I’m in the multiple broadhead boat as well. I spent the entire summer last year going down the arrow/broadhead rabbit hole and what I have come up with that works best for me is three 1.5” sevrs and two Qad exodus or ironwill single bevel 125’s. I can get the exodus to tune closer to my sevrs out past 100 but you are going to have a lower point of impact at that distance with a fixed compared to a mechanical no matter what you are doing.

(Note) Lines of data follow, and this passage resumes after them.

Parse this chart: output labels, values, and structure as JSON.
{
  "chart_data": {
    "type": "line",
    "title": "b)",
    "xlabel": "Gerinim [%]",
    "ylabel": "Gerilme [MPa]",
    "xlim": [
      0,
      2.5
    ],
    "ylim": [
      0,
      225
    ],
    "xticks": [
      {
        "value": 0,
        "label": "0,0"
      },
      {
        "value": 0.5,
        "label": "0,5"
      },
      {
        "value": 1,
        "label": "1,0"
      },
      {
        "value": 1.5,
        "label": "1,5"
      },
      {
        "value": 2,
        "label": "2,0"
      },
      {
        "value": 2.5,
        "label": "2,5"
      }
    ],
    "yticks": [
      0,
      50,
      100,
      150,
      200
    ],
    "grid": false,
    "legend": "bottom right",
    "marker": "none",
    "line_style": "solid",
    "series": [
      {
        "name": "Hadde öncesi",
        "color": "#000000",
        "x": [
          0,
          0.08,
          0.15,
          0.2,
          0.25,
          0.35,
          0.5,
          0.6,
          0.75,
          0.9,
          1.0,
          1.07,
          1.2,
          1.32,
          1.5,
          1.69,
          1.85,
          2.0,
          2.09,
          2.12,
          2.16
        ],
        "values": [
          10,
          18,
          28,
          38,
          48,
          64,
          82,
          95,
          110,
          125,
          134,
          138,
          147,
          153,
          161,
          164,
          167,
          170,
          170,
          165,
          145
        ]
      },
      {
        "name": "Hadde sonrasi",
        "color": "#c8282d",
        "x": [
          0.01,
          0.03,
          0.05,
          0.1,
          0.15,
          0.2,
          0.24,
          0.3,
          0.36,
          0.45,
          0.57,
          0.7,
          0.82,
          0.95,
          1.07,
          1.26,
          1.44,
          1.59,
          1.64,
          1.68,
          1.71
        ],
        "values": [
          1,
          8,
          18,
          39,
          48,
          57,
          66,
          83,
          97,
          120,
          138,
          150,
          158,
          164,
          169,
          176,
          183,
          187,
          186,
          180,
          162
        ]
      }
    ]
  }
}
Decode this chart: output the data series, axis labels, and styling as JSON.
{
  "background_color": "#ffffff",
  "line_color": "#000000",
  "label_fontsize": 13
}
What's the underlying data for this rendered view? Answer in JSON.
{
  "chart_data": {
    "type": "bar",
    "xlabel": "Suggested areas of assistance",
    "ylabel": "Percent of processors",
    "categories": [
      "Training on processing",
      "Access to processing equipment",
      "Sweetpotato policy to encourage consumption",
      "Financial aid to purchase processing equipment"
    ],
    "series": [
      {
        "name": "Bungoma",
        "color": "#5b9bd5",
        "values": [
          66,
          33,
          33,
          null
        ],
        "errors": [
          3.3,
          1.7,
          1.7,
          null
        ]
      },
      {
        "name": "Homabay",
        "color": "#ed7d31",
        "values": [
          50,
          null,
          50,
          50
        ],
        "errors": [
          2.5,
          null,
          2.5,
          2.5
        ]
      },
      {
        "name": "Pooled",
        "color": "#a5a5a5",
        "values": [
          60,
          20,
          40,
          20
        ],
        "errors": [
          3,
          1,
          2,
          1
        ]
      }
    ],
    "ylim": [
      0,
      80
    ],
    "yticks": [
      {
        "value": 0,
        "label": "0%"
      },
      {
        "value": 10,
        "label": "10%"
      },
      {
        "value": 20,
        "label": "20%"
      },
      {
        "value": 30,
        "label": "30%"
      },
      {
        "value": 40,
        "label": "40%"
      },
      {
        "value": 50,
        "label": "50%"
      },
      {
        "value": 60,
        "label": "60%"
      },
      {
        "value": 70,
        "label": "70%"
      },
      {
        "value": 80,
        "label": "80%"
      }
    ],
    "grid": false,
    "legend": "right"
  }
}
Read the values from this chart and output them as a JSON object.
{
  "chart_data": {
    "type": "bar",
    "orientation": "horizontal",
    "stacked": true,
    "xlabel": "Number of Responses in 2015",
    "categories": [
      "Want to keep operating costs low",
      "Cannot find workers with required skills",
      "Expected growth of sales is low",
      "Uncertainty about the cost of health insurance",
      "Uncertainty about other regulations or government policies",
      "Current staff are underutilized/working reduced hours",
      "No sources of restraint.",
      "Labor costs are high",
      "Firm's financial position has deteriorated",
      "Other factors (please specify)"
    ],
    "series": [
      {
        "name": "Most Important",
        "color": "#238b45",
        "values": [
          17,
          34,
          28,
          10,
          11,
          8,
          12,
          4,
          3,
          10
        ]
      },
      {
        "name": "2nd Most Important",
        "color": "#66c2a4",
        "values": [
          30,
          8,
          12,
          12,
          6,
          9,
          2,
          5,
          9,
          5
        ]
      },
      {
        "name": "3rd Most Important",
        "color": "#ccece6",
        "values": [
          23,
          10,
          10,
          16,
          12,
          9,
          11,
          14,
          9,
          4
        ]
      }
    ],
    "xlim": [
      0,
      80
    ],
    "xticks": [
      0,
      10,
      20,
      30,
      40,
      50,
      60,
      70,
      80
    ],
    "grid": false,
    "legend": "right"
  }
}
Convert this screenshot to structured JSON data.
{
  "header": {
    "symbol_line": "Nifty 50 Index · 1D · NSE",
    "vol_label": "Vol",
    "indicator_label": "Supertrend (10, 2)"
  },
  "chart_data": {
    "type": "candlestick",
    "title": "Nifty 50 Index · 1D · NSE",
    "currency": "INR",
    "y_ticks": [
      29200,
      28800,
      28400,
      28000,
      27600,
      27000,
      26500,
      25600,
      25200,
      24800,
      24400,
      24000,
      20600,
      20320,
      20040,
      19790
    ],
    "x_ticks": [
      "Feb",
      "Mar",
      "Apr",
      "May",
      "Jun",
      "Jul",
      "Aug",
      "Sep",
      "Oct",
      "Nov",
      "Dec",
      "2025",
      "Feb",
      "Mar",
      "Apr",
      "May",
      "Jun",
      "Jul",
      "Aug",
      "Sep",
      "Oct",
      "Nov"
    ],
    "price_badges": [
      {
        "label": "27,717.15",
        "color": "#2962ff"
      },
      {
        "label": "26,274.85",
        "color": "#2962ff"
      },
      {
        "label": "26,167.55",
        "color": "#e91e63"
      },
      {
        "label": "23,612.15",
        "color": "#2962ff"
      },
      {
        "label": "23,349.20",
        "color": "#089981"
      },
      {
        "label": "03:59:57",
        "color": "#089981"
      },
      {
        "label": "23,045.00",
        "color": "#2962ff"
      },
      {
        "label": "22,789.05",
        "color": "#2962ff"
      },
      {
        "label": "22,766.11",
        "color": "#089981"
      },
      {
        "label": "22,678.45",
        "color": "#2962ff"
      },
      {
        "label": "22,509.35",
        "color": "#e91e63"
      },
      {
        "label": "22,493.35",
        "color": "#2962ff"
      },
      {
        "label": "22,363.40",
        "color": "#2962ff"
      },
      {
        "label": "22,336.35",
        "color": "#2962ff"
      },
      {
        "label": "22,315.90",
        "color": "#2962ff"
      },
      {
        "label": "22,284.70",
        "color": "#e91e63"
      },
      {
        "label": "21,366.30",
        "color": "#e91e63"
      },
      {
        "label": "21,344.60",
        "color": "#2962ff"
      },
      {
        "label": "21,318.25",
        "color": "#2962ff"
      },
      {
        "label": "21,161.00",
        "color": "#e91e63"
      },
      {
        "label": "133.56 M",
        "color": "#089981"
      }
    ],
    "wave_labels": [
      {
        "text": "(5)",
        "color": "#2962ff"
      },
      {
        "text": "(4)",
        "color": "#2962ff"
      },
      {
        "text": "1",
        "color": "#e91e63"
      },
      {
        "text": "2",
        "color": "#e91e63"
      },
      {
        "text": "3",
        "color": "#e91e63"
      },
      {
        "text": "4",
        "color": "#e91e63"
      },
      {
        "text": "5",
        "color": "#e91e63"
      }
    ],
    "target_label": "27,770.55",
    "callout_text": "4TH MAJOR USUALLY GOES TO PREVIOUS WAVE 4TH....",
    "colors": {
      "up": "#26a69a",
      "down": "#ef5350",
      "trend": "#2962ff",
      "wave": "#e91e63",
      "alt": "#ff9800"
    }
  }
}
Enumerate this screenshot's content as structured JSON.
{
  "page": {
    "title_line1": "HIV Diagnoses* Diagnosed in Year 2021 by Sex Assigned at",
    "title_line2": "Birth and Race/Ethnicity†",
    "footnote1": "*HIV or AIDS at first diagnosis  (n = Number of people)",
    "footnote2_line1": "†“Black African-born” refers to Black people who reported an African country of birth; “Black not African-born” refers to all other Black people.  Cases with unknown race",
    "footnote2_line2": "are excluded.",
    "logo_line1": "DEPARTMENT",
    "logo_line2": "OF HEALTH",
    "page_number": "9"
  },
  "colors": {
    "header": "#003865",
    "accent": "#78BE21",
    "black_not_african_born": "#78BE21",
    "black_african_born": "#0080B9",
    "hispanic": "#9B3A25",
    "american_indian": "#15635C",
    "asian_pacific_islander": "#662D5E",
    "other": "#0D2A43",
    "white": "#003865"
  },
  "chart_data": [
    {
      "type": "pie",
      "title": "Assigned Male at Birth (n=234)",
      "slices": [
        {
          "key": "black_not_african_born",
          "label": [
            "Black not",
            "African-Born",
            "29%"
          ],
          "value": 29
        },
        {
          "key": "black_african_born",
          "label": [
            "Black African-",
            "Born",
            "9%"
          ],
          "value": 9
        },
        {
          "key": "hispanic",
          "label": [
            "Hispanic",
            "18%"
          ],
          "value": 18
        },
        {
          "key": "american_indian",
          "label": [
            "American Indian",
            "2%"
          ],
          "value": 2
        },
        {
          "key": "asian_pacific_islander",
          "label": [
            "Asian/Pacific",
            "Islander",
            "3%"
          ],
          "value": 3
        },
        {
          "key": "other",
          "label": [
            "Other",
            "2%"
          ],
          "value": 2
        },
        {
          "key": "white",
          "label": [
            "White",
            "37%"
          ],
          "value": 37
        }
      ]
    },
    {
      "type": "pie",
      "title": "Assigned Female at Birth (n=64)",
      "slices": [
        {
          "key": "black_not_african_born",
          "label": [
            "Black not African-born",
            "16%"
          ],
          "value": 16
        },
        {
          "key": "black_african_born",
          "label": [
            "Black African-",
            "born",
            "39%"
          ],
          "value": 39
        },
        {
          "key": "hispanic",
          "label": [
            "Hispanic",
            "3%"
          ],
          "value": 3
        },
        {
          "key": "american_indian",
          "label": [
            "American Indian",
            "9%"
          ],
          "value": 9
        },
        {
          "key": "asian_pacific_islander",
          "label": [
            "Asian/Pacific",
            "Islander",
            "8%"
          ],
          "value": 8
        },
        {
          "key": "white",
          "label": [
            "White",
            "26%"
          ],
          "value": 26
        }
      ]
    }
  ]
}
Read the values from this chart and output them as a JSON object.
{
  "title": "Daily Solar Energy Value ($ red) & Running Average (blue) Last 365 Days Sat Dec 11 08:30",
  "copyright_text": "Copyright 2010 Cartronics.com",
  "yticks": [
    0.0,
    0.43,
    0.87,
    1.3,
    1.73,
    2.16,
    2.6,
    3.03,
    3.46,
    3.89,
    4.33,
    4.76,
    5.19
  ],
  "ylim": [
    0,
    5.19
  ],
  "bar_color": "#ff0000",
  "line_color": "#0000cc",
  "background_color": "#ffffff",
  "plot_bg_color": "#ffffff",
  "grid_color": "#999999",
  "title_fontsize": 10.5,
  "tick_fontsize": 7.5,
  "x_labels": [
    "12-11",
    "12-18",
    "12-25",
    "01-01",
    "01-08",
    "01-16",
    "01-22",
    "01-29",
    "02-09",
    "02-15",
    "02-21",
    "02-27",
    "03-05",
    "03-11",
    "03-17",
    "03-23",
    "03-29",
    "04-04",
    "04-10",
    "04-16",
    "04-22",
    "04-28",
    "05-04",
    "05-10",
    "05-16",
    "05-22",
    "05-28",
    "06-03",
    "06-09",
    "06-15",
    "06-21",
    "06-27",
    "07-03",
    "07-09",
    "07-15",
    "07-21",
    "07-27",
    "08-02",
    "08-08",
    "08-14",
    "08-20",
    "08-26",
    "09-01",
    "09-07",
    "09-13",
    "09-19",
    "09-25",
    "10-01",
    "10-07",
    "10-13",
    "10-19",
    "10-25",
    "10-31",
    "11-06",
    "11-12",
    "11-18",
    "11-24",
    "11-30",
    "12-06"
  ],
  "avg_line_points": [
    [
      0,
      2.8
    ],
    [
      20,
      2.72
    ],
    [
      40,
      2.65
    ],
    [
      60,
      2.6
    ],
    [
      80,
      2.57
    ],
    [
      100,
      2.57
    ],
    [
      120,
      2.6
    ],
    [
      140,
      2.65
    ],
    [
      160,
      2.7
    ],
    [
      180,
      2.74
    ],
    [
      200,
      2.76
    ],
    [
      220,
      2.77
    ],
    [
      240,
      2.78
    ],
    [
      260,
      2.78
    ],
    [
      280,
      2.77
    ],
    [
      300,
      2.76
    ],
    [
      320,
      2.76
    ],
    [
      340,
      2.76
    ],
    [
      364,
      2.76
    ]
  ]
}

Back to wind drift though, I bought sets of 3 of 10 separate arrow shafts on Lancaster and a half dozen vector zmr’s last summer and built them all to the specs I would shoot that arrow. I have a 31” DL so they ranged from 484 grains with rip tkos and gold tip airstrikes to 5mm axis at 580 grains with a 75 grain hit up front. I shot shuttle t loks, qad exodus (regular and swept back blades), ozcut hurricanes, muzzy trocar HBs, day six evos, legend vented solids (loudest broadhead I’ve ever shot), RAD rivals, grim reaper micro hades, G5 Montecs, and annihilators. I shot one field point, one sevr, and one fixed blade per three arrow group. I shot each of them a minimum of 10 groups to eliminate any fliers on my part and I swapped which arrow was shooting a field point throughout the groups to negate any problems with one particular shaft. This was all over a five month period of every weather condition middle Tennessee has to offer from March to July.
If I stand on my back porch and shoot into my field, the house blocks almost all of the cross wind until my arrow is about 10 yards out of my bow so that negates any riser problems so I’m able to hold my bow still in heavy winds. I shot groups of three out to well past 100 with three vanes offset and left helical on every arrow then did four vanes in the same on them all. This was starting to flirt with asinine on how much time and money I was spending doing this so I stuck to only aae max stealth and 2.75 TAC drivers for all of this. I’ve got an entire summer’s worth of chicken scratch notes that an Egyptian hieroglyphics expert would have trouble translating but long story short, out of a Mathews v3x 33 I had wind drift from 24” at 100 with 6.5mm arrows, 4 vanes, and the larger fixed blade heads and that would minimize significantly when you go down to a 4mm arrow with 3 vanes and a mechanical. Down to amounts that I wasn’t sure if it was me shooting or the wind gusts with the micro diameter arrows and mechanicals. I could not tell a major difference between 4mm and 5mm arrows on wind drift either. The biggest thing was fixed versus mechanicals. What I ended up settling on was 3 sevrs with 3 left helical max stealth vanes and 2 fixed blades with 4 left helical max stealths on a 4mm arrow. I had about a 6” drop at 100 yards between 3 and 4 vane arrows with an additional 3” or so going fixed blade to mechanical so when I shoot a mechanical then a fixed blade I average a 9” drop at 100 yards between the two configurations. At 40 yards I’m not good enough to tell a large enough difference between the two when I’m shooting a well executed shot. Where it does make a big difference is when I start purposefully torquing my grip during testing to simulate a less than ideally executed shot. I noticed a significant difference in forgiveness with 4 vanes on the fixed blades. The whole reason I have the fixed blades is for elk hunting in thicker cover so I’m willing to make that sacrifice on the drop at distance for the forgiveness in that situation.
This ended up a bit longer than I intended just to say I like to run both.. and this is all redneck bro science in my backyard so take it with a grain of salt.
By the way I ran left helical because my bow clocks that way.. ALSO I don’t want to trash any brands but there was a particular hybrid broadhead that I shot during all of this that has to be the worst designed broadhead I’ve ever shot for any form of longevity. That was the only one I was not able to test thoroughly with the rest. Of the three pack, I did not have a single one that I was able to shoot more than three times without it deploying the mechanical blades midflight. That makes for an interesting arrow flight.